あなたと出会えた事が、何よりも私を強くしてくれた

ちょっとした恋愛もの。素敵な作品。
人は見かけによらないよりも、見かけで判断してしまうことが多いことを思い出させてくれる。

本作は一人称ではなく三人称。
冒頭部分は神視点であるものの、親友の松下恵麻を含めた周囲の人間、クラスメイトが彼女に抱いている総意の印象だと考えられる。
みんなの心のなかでは、数学と理科はズバ抜けていても、他がからっきしじゃね、とバカにして笑っているのかもしれない。

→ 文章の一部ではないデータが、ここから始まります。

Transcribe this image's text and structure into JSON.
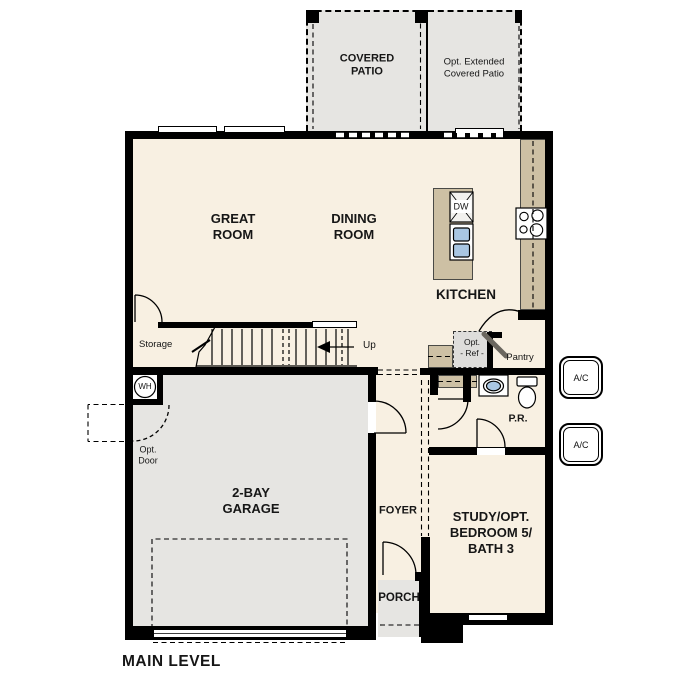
{
  "plan": {
    "labels": {
      "covered_patio": "COVERED PATIO",
      "opt_patio": "Opt. Extended Covered Patio",
      "great_room": "GREAT ROOM",
      "dining_room": "DINING ROOM",
      "kitchen": "KITCHEN",
      "storage": "Storage",
      "up": "Up",
      "dw": "DW",
      "wh": "WH",
      "opt_ref_line1": "Opt.",
      "opt_ref_line2": "- Ref -",
      "pantry": "Pantry",
      "powder_room": "P.R.",
      "ac": "A/C",
      "opt_door_line1": "Opt.",
      "opt_door_line2": "Door",
      "garage": "2-BAY GARAGE",
      "foyer": "FOYER",
      "porch": "PORCH",
      "study": "STUDY/OPT. BEDROOM 5/ BATH 3",
      "main_level": "MAIN LEVEL"
    },
    "colors": {
      "wall": "#000000",
      "interior_floor": "#f8f0e2",
      "garage_patio_floor": "#e6e5e2",
      "counter": "#cdc0a4",
      "fixture_blue": "#a9c6e2",
      "optional_item_fill": "#dedddb"
    }
  }
}
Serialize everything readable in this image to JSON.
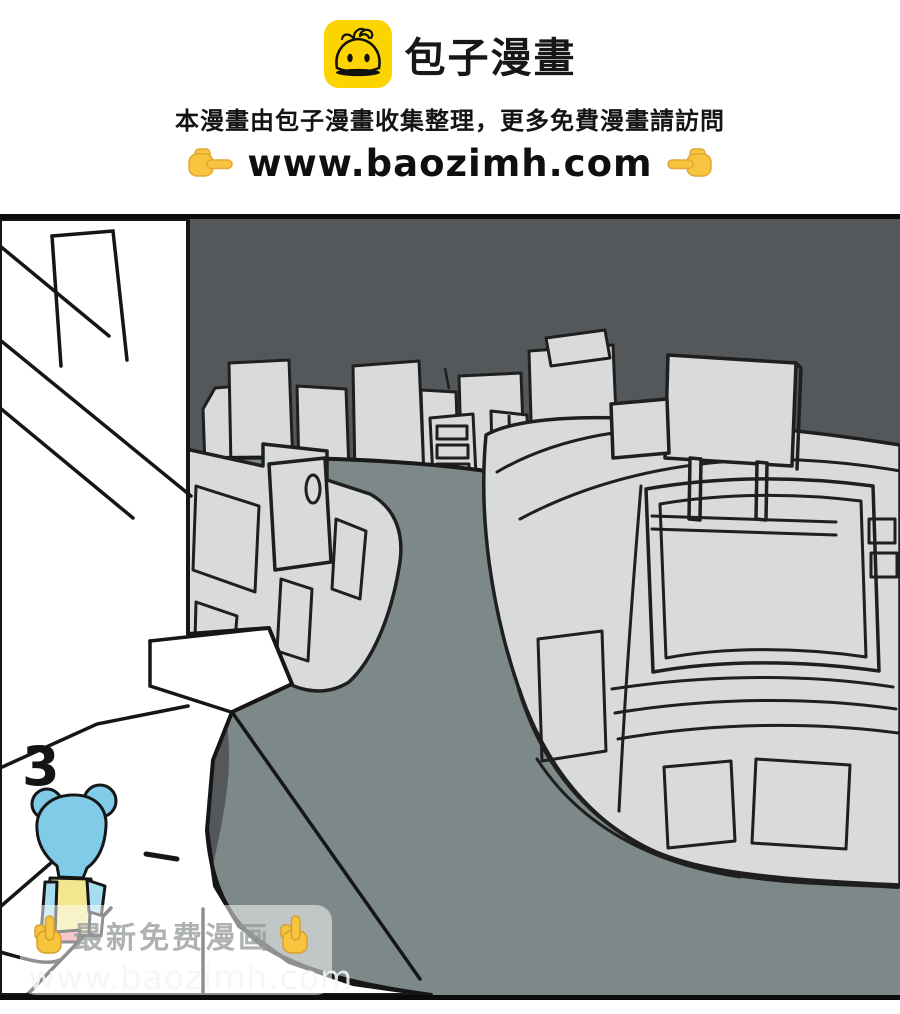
{
  "header": {
    "brand": {
      "name": "包子漫畫",
      "icon": "bun-logo-icon",
      "icon_bg_color": "#fcd500"
    },
    "notice": "本漫畫由包子漫畫收集整理，更多免費漫畫請訪問",
    "url": "www.baozimh.com",
    "left_icon": "pointing-right-icon",
    "right_icon": "pointing-left-icon"
  },
  "comic_panel": {
    "page_number": "3",
    "colors": {
      "sky": "#54585b",
      "road": "#7d8888",
      "building_fill": "#d8dadb",
      "outline": "#1c1c1c",
      "foreground_structure": "#ffffff",
      "character_head": "#7fcbe8",
      "character_shirt": "#f2e78e",
      "character_sleeves": "#a5dcef",
      "character_shorts": "#ef8b95"
    }
  },
  "watermark": {
    "title": "最新免费漫画",
    "url": "www.baozimh.com",
    "left_icon": "pointing-up-icon",
    "right_icon": "pointing-up-icon"
  }
}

「私が身軽なのは、恵麻のおかげだけどね。さすがに一人じゃ、怖い」
真唯がいっているように、恵麻を世渡りの物差しにしている気がする。
真唯は入江流星に、恵麻と話していた言葉を口にしたのだろう。
入江流星と仲良くなれたのも、恵麻のおかげなのだ。
恵麻は彼に興味がないから真唯と仲良くしても気にしないけど、わたしの誕生石のガーネットをもらっていいな、という気持ちはあると思う。

最後、真唯は大事そうに、入江流星からもらったガーネット石を撫でている姿が可愛い。
数学と理科以外で、彼に初めて興味をもったのかもしれない。